At the time, I didn't understand it. All I could see was my hurt, and she became the object of my anger, for to me it was clear that she had chosen to keep him for selfish monetary gain. Looking back on it now, though, I wonder if that financial assistance didn't give her the excuse she was hoping for all along, didn't provide her with the ability to keep her son with her. I can't imagine the strength it must take, the pain that must come with entrusting your child to the care of strangers, with placing him in another's arms because you cannot care for him yourself.
But I didn't see that then. I hated her, and I cursed her selfishness, and I mourned the loss of my little brother. For a loss it was, real and painful, and I cried real and painful tears as my excitement crumbled to emptiness. A few years later, once I thought that wound had healed, there was a drama at church one Sunday, one in which a couple struggled with this same loss my family had experienced. As the actress cried out about the injustice of it, my own tears rose in response, and I found myself fleeing the sanctuary so that my sobs wouldn't disrupt those around me. The wound persisted, though I thought I had recovered.

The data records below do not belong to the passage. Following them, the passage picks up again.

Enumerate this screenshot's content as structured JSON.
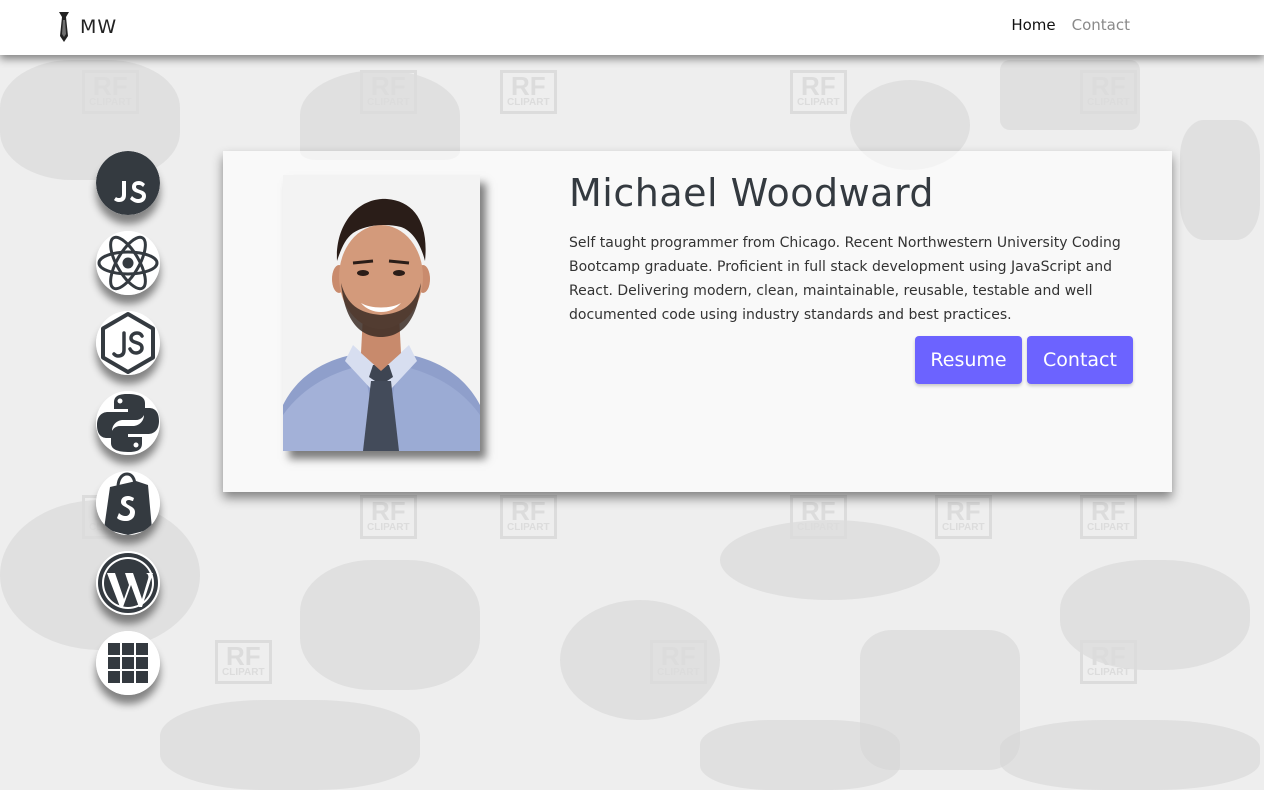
{
  "navbar": {
    "brand": "MW",
    "links": [
      {
        "label": "Home",
        "active": true
      },
      {
        "label": "Contact",
        "active": false
      }
    ]
  },
  "skills": [
    {
      "icon": "javascript-icon"
    },
    {
      "icon": "react-icon"
    },
    {
      "icon": "nodejs-icon"
    },
    {
      "icon": "python-icon"
    },
    {
      "icon": "shopify-icon"
    },
    {
      "icon": "wordpress-icon"
    },
    {
      "icon": "more-apps-grid-icon"
    }
  ],
  "profile": {
    "name": "Michael Woodward",
    "bio": "Self taught programmer from Chicago. Recent Northwestern University Coding Bootcamp graduate. Proficient in full stack development using JavaScript and React. Delivering modern, clean, maintainable, reusable, testable and well documented code using industry standards and best practices.",
    "buttons": {
      "resume": "Resume",
      "contact": "Contact"
    }
  },
  "colors": {
    "accent": "#6c63ff",
    "icon_dark": "#343a40",
    "background": "#eeeeee"
  },
  "background_watermark": {
    "line1": "RF",
    "line2": "CLIPART"
  }
}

I think about him every now and then, and I wonder what his life is like now. I wonder if he knows he might have had another name, another family, another life. I wonder if he knows there were people who loved him before he was born, people who mourn the loss of him as a brother, a son, a friend. Would such knowledge bring comfort? Joy? Pain? Indifference? I will likely never know. All I know is that he was to be a part of our family, and we would have named him Jacob.